Problème : son directeur général, Benoît Vallet, déclare devant l’Assemblée nationale, le 25 mars 2025 , qu'il s'agit d'une décision politique et non scientifique :

« Nous avons des questions sur l'acétamipride qui ont d’ailleurs été remontées au niveau européen, au Comité permanent, avec une recommandation d'interdiction. Cela a été fait à plusieurs reprises par l’État français, en raison de préoccupations liées aux perturbateurs endocriniens, à des problématiques sur le développement neurocognitif, et évidemment aussi à la question des pollinisateurs, qui a toujours été au centre de ces sujets-là. »
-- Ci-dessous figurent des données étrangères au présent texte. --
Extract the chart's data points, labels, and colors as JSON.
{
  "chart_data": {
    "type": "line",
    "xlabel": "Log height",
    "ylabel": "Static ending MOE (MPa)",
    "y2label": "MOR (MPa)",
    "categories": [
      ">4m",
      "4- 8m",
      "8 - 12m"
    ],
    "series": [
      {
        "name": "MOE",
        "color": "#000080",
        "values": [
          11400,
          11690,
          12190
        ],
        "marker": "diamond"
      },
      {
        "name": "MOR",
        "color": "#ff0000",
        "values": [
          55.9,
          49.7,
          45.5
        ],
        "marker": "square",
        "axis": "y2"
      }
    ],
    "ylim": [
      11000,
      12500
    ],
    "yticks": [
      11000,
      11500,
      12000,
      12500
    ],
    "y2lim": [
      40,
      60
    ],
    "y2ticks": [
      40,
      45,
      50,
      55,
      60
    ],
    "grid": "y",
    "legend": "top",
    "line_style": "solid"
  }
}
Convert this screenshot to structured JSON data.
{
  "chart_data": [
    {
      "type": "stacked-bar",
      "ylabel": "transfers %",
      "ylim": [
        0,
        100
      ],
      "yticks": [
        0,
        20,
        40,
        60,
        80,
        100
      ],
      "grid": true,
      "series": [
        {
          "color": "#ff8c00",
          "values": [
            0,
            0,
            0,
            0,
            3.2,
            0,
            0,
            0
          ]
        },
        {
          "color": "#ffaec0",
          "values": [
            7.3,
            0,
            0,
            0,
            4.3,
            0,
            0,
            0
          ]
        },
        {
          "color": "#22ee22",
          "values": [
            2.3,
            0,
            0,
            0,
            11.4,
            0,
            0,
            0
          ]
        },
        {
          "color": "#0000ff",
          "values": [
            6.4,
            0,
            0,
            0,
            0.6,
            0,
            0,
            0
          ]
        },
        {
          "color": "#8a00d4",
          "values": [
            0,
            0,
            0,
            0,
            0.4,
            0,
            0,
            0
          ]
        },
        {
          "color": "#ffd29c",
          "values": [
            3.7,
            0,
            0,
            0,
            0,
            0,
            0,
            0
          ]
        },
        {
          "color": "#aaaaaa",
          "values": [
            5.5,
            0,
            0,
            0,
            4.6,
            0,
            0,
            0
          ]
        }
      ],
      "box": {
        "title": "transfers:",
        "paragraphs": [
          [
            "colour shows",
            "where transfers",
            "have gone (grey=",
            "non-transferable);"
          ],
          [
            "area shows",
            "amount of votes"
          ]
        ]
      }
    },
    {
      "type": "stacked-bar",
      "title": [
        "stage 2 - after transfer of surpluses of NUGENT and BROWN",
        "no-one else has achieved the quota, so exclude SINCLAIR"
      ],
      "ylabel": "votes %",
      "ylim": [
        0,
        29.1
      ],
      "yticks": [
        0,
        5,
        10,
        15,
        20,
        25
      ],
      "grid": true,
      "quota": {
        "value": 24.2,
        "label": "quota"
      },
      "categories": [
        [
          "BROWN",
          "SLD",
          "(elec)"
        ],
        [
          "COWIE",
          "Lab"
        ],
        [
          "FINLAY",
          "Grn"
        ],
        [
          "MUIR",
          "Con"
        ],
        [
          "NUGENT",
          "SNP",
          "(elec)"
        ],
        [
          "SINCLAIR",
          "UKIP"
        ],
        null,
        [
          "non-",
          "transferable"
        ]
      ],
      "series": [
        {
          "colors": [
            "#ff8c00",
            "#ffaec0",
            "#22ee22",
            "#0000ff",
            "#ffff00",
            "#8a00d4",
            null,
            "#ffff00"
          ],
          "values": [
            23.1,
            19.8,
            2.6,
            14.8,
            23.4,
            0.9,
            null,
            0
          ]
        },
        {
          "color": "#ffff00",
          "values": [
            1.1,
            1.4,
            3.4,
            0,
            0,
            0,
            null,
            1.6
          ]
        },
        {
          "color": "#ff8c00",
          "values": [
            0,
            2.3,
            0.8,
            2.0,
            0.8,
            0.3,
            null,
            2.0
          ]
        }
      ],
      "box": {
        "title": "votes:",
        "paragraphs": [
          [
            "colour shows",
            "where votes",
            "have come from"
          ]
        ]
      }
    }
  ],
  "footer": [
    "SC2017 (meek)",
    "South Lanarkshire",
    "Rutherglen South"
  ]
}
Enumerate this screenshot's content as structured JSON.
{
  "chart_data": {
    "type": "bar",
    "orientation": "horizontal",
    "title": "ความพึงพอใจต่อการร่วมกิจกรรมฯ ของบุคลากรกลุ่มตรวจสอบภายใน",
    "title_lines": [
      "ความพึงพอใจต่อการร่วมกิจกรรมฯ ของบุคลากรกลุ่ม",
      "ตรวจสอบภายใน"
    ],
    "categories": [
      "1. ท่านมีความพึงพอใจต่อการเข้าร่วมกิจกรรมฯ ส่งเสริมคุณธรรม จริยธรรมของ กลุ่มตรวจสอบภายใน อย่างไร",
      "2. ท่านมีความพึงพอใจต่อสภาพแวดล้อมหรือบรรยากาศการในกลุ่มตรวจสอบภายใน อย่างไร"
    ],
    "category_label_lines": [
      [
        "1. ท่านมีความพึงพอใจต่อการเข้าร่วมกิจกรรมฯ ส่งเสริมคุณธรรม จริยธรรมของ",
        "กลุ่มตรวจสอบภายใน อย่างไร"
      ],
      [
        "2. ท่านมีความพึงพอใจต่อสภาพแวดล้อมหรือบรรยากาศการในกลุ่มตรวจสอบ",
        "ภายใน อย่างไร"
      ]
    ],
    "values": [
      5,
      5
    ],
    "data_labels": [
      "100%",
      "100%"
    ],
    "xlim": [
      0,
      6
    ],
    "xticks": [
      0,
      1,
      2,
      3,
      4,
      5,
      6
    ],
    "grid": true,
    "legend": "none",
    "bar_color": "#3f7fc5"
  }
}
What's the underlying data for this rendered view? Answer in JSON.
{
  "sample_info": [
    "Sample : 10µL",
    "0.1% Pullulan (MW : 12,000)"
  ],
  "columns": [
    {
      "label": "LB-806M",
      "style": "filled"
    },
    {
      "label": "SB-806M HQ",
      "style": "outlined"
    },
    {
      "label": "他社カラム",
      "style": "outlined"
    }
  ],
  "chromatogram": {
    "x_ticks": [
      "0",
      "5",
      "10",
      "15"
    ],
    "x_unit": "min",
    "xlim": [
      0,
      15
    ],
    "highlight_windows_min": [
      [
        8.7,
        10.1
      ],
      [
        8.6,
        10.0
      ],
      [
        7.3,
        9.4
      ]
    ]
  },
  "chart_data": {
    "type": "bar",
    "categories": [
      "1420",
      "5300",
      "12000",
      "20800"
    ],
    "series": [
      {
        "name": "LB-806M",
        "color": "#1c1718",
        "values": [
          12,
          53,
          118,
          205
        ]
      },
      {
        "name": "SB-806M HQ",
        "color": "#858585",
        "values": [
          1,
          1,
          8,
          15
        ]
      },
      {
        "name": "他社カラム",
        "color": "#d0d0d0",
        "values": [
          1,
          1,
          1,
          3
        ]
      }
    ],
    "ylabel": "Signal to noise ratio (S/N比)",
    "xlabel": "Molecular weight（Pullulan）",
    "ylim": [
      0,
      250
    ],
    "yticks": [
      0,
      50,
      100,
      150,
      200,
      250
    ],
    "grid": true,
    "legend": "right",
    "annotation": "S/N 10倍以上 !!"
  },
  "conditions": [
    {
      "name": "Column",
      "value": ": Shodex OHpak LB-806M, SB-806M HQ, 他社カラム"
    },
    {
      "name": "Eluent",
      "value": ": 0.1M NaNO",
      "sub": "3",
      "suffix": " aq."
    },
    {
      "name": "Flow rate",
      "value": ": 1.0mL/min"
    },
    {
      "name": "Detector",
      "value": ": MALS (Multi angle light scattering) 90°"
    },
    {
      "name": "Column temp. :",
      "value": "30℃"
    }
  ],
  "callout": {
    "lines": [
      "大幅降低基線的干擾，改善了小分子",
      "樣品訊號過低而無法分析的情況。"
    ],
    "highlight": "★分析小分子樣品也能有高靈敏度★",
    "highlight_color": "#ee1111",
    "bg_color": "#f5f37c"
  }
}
En réponse aux questions des députés concernant les cancers infantiles chez les agriculteurs (à 1:40:00 de la vidéo), Benoît Vallet répond qu’il est difficile d’établir un lien de cause à effet en raison du manque de suivi précis, parcelle par parcelle et période par période, de l’utilisation des pesticides.
Bien qu’il soit obligatoire d’en renseigner les usages, la collecte des données reste déficiente. Il recommande davantage de transparence et d’études sur les "effets cocktails", provoqués par l’accumulation de produits de synthèse, qui entraînent des perturbations sur l’environnement et la santé, notamment par la contamination des nappes phréatiques.

L'acétamipride, en l’occurrence, est une substance qui reste très longtemps présente dans les sols et, par effet de ruissellement, dans les cours d'eau.
C'est ce qu'explique Christian Huyghe, ex-directeur scientifique « Agriculture » à l'Inrae au micro de France Culture le 8 juillet, jour où la loi a été votée à l'Assemblée nationale, pour nuancer l'argument d'une utilisation ciblée :

« Il s'agit d'une utilisation de deux néonicotinoïdes (NNI) en traitement des semences [...] Au moment où la graine germe, elle prélève une partie de ces NNI. La plante est protégée durant une centaine de jours, et les NNI qui ne sont pas absorbés par la plante restent dans le sol et se dégradent très lentement. »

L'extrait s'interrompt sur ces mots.